It used to feel worthwhile to list off the terrible things that Donald Trump has done since assuming office in the beginning of 2017 — particularly the examples of his blatant racism. The Advocate did as much in a story at the beginning of 2018 pushing back on when he asked why the United States would want people from “shithole countries.” The story, which appeared on the cover, was titled, “People from ‘Shithole Countries’ Make Important Contributions to Western Mass.”
But 18 months later, Trump has said so many blatantly racist things and taken so many actions blatantly motivated by racism that it almost feels redundant to spell them out. Keeping up with them has been a chore. Trump fatigue has set in.
And then he goes and attacks the Squad — the quartet of progressive female minority congresswomen including Alexandria Ocasio-Cortez of New York, Rashida Tlaib of Michigan, Ilhan Omar of Minnesota, and Ayanna Pressley of Massachusetts — by telling them they should “go back and help fix the totally broken and crime infested places from which they came.” He made the vile statement fully in public on Twitter, and for me it is impossible not to hear “we don’t want any black or brown people in our country” and a call for other ignorant assholes to back him up.
It’s the worst kind of bullying. For people who look like me — a white, cisgender male — it’s not always obvious, but it happens all of the time. And many people of color have the misfortune to experience this specific, ugly, racist taunt and implicit threat at an early age.

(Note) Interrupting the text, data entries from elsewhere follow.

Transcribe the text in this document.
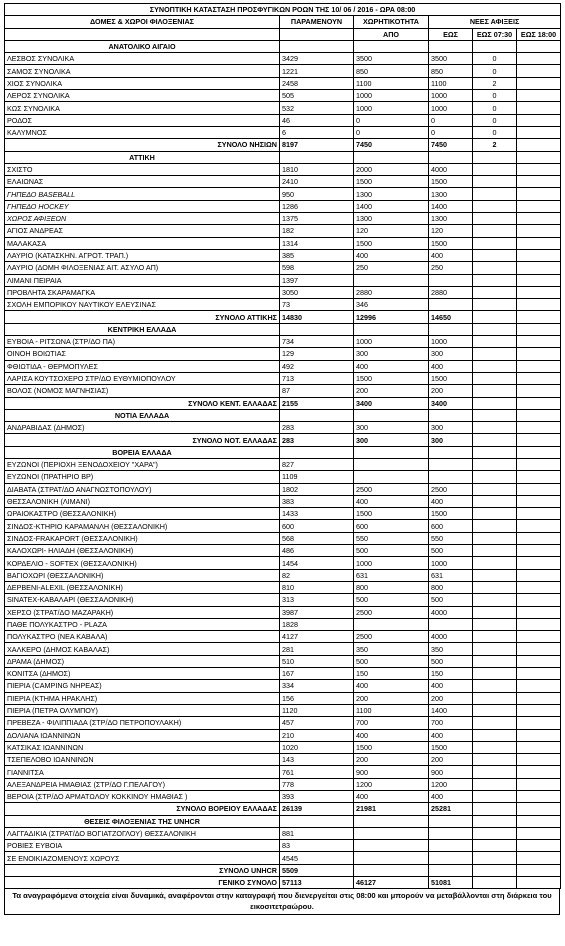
ΣΥΝΟΠΤΙΚΗ ΚΑΤΑΣΤΑΣΗ ΠΡΟΣΦΥΓΙΚΩΝ ΡΟΩΝ ΤΗΣ 10/ 06 / 2016 - ΩΡΑ 08:00					
ΔΟΜΕΣ & ΧΩΡΟΙ ΦΙΛΟΞΕΝΙΑΣ	ΠΑΡΑΜΕΝΟΥΝ	ΧΩΡΗΤΙΚΟΤΗΤΑ	ΝΕΕΣ ΑΦΙΞΕΙΣ		
		ΑΠΟ	ΕΩΣ	ΕΩΣ 07:30	ΕΩΣ 18:00
ΑΝΑΤΟΛΙΚΟ ΑΙΓΑΙΟ					
ΛΕΣΒΟΣ ΣΥΝΟΛΙΚΑ	3429	3500	3500	0	
ΣΑΜΟΣ ΣΥΝΟΛΙΚΑ	1221	850	850	0	
ΧΙΟΣ ΣΥΝΟΛΙΚΑ	2458	1100	1100	2	
ΛΕΡΟΣ ΣΥΝΟΛΙΚΑ	505	1000	1000	0	
ΚΩΣ ΣΥΝΟΛΙΚΑ	532	1000	1000	0	
ΡΟΔΟΣ	46	0	0	0	
ΚΑΛΥΜΝΟΣ	6	0	0	0	
ΣΥΝΟΛΟ ΝΗΣΙΩΝ	8197	7450	7450	2	
ΑΤΤΙΚΗ					
ΣΧΙΣΤΟ	1810	2000	4000		
ΕΛΑΙΩΝΑΣ	2410	1500	1500		
ΓΗΠΕΔΟ BASEBALL	950	1300	1300		
ΓΗΠΕΔΟ HOCKEY	1286	1400	1400		
ΧΩΡΟΣ ΑΦΙΞΕΩΝ	1375	1300	1300		
ΑΓΙΟΣ ΑΝΔΡΕΑΣ	182	120	120		
ΜΑΛΑΚΑΣΑ	1314	1500	1500		
ΛΑΥΡΙΟ (ΚΑΤΑΣΚΗΝ. ΑΓΡΟΤ. ΤΡΑΠ.)	385	400	400		
ΛΑΥΡΙΟ (ΔΟΜΗ ΦΙΛΟΞΕΝΙΑΣ ΑΙΤ. ΑΣΥΛΟ ΑΠ)	598	250	250		
ΛΙΜΑΝΙ ΠΕΙΡΑΙΑ	1397				
ΠΡΟΒΛΗΤΑ ΣΚΑΡΑΜΑΓΚΑ	3050	2880	2880		
ΣΧΟΛΗ ΕΜΠΟΡΙΚΟΥ ΝΑΥΤΙΚΟΥ ΕΛΕΥΣΙΝΑΣ	73	346			
ΣΥΝΟΛΟ ΑΤΤΙΚΗΣ	14830	12996	14650		
ΚΕΝΤΡΙΚΗ ΕΛΛΑΔΑ					
ΕΥΒΟΙΑ - ΡΙΤΣΩΝΑ (ΣΤΡ/ΔΟ ΠΑ)	734	1000	1000		
ΟΙΝΟΗ ΒΟΙΩΤΙΑΣ	129	300	300		
ΦΘΙΩΤΙΔΑ - ΘΕΡΜΟΠΥΛΕΣ	492	400	400		
ΛΑΡΙΣΑ ΚΟΥΤΣΟΧΕΡΟ ΣΤΡ/ΔΟ ΕΥΘΥΜΙΟΠΟΥΛΟΥ	713	1500	1500		
ΒΟΛΟΣ (ΝΟΜΟΣ ΜΑΓΝΗΣΙΑΣ)	87	200	200		
ΣΥΝΟΛΟ ΚΕΝΤ. ΕΛΛΑΔΑΣ	2155	3400	3400		
ΝΟΤΙΑ ΕΛΛΑΔΑ					
ΑΝΔΡΑΒΙΔΑΣ (ΔΗΜΟΣ)	283	300	300		
ΣΥΝΟΛΟ ΝΟΤ. ΕΛΛΑΔΑΣ	283	300	300		
ΒΟΡΕΙΑ ΕΛΛΑΔΑ					
ΕΥΖΩΝΟΙ (ΠΕΡΙΟΧΗ ΞΕΝΟΔΟΧΕΙΟΥ "ΧΑΡΑ")	827				
ΕΥΖΩΝΟΙ (ΠΡΑΤΗΡΙΟ BP)	1109				
ΔΙΑΒΑΤΑ (ΣΤΡΑΤ/ΔΟ ΑΝΑΓΝΩΣΤΟΠΟΥΛΟΥ)	1802	2500	2500		
ΘΕΣΣΑΛΟΝΙΚΗ (ΛΙΜΑΝΙ)	383	400	400		
ΩΡΑΙΟΚΑΣΤΡΟ (ΘΕΣΣΑΛΟΝΙΚΗ)	1433	1500	1500		
ΣΙΝΔΟΣ-ΚΤΗΡΙΟ ΚΑΡΑΜΑΝΛΗ (ΘΕΣΣΑΛΟΝΙΚΗ)	600	600	600		
ΣΙΝΔΟΣ-FRAKAPORT (ΘΕΣΣΑΛΟΝΙΚΗ)	568	550	550		
ΚΑΛΟΧΩΡΙ- ΗΛΙΑΔΗ (ΘΕΣΣΑΛΟΝΙΚΗ)	486	500	500		
ΚΟΡΔΕΛΙΟ - SOFTEX (ΘΕΣΣΑΛΟΝΙΚΗ)	1454	1000	1000		
ΒΑΓΙΟΧΩΡΙ (ΘΕΣΣΑΛΟΝΙΚΗ)	82	631	631		
ΔΕΡΒΕΝΙ-ALEXIL (ΘΕΣΣΑΛΟΝΙΚΗ)	810	800	800		
SINATEX-ΚΑΒΑΛΑΡΙ (ΘΕΣΣΑΛΟΝΙΚΗ)	313	500	500		
ΧΕΡΣΟ (ΣΤΡΑΤ/ΔΟ ΜΑΖΑΡΑΚΗ)	3987	2500	4000		
ΠΑΘΕ ΠΟΛΥΚΑΣΤΡΟ - PLAZA	1828				
ΠΟΛΥΚΑΣΤΡΟ (ΝΕΑ ΚΑΒΑΛΑ)	4127	2500	4000		
ΧΑΛΚΕΡΟ (ΔΗΜΟΣ ΚΑΒΑΛΑΣ)	281	350	350		
ΔΡΑΜΑ (ΔΗΜΟΣ)	510	500	500		
ΚΟΝΙΤΣΑ (ΔΗΜΟΣ)	167	150	150		
ΠΙΕΡΙΑ (CAMPING ΝΗΡΕΑΣ)	334	400	400		
ΠΙΕΡΙΑ (ΚΤΗΜΑ ΗΡΑΚΛΗΣ)	156	200	200		
ΠΙΕΡΙΑ (ΠΕΤΡΑ ΟΛΥΜΠΟΥ)	1120	1100	1400		
ΠΡΕΒΕΖΑ - ΦΙΛΙΠΠΙΑΔΑ (ΣΤΡ/ΔΟ ΠΕΤΡΟΠΟΥΛΑΚΗ)	457	700	700		
ΔΟΛΙΑΝΑ ΙΩΑΝΝΙΝΩΝ	210	400	400		
ΚΑΤΣΙΚΑΣ ΙΩΑΝΝΙΝΩΝ	1020	1500	1500		
ΤΣΕΠΕΛΟΒΟ ΙΩΑΝΝΙΝΩΝ	143	200	200		
ΓΙΑΝΝΙΤΣΑ	761	900	900		
ΑΛΕΞΑΝΔΡΕΙΑ ΗΜΑΘΙΑΣ (ΣΤΡ/ΔΟ Γ.ΠΕΛΑΓΟΥ)	778	1200	1200		
ΒΕΡΟΙΑ (ΣΤΡ/ΔΟ ΑΡΜΑΤΩΛΟΥ ΚΟΚΚΙΝΟΥ ΗΜΑΘΙΑΣ )	393	400	400		
ΣΥΝΟΛΟ ΒΟΡΕΙΟΥ ΕΛΛΑΔΑΣ	26139	21981	25281		
ΘΕΣΕΙΣ ΦΙΛΟΞΕΝΙΑΣ ΤΗΣ UNHCR					
ΛΑΓΓΑΔΙΚΙΑ (ΣΤΡΑΤ/ΔΟ ΒΟΓΙΑΤΖΟΓΛΟΥ) ΘΕΣΣΑΛΟΝΙΚΗ	881				
ΡΟΒΙΕΣ ΕΥΒΟΙΑ	83				
ΣΕ ΕΝΟΙΚΙΑΖΟΜΕΝΟΥΣ ΧΩΡΟΥΣ	4545				
ΣΥΝΟΛΟ UNHCR	5509				
ΓΕΝΙΚΟ ΣΥΝΟΛΟ	57113	46127	51081		
Τα αναγραφόμενα στοιχεία είναι δυναμικά, αναφέρονται στην καταγραφή που διενεργείται στις 08:00 και μπορούν να μεταβάλλονται στη διάρκεια του εικοσιτετραώρου.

One of my first assignments after being hired in 2014 as a reporter for the Daily Hampshire Gazette was to speak to a group of students of color at Hadley’s Hopkins Academy who were taking on racism at the 7th through 12th grade school. One of them, a black eighth-grade student named Mik Gnobo, said he had been told in the halls of the school to “go back to Africa” and “go pick the cotton fields.” He described with maturity how he dealt with these unprovoked comments, about how he kept his emotions in check and tried to ignore them. “It hurts, but at the same time, you have to keep control,” he said. What he hoped for with the group they started was not only to stop the bullies, but inform the vast majority of the mostly-white school that this was a problem.
More recently, Gloria Graves Holmes, a black woman moderating an interstate discussion on race through the Bridge 4 Unity project, shared a memory with me of having the exact same slur — “go back to Africa” — hurled at her. The first time she heard it, she was about 10, and close to her home in Harlem. Much later, established in life, she heard an echo of that same message. She said: “I was a full-time teacher, a masters-level student, a mother, and wife, building a dream home with my family, and the night we moved into our newly-built home, I hear, ‘Nigger go home.’”
Over the course of our extensive interview, those moments stood out. It was clear the memories of them are still with her after all these years — still painful despite a lifetime of accomplishment and respect she had worked for.
Now, the hateful man occupying our White House lobs the same familiar, hateful message at four black and brown congresswomen who have similarly earned the esteem of their peers, elevated to elected office. His warped perspective sees these four, three of whom were born in the United States, and the fourth who has lived in the U.S. since childhood, as perpetual outsiders. It is the same distorted worldview that has pushed forward a migrant family separation policy and kept asylum seekers in detention centers so squalid that multiple people have died in them.
This should be more than we as a nation can stand. And yet, the vast majority of Republicans remain silent on this outrage, tacitly backing the leader of their party — though Mass. Gov. Charlie Baker, South Carolina Sen. Tim Scott, Texas Rep. Will Hurd, and a handful of others are exceptions. The man is a bully, pure and simple. Despite how fatiguing it is to live under his presidency, we have to remind ourselves that it is his hateful views that do not belong in our country. Our neighbors and fellow citizens (and those who deserve a path to citizenship) must be welcome.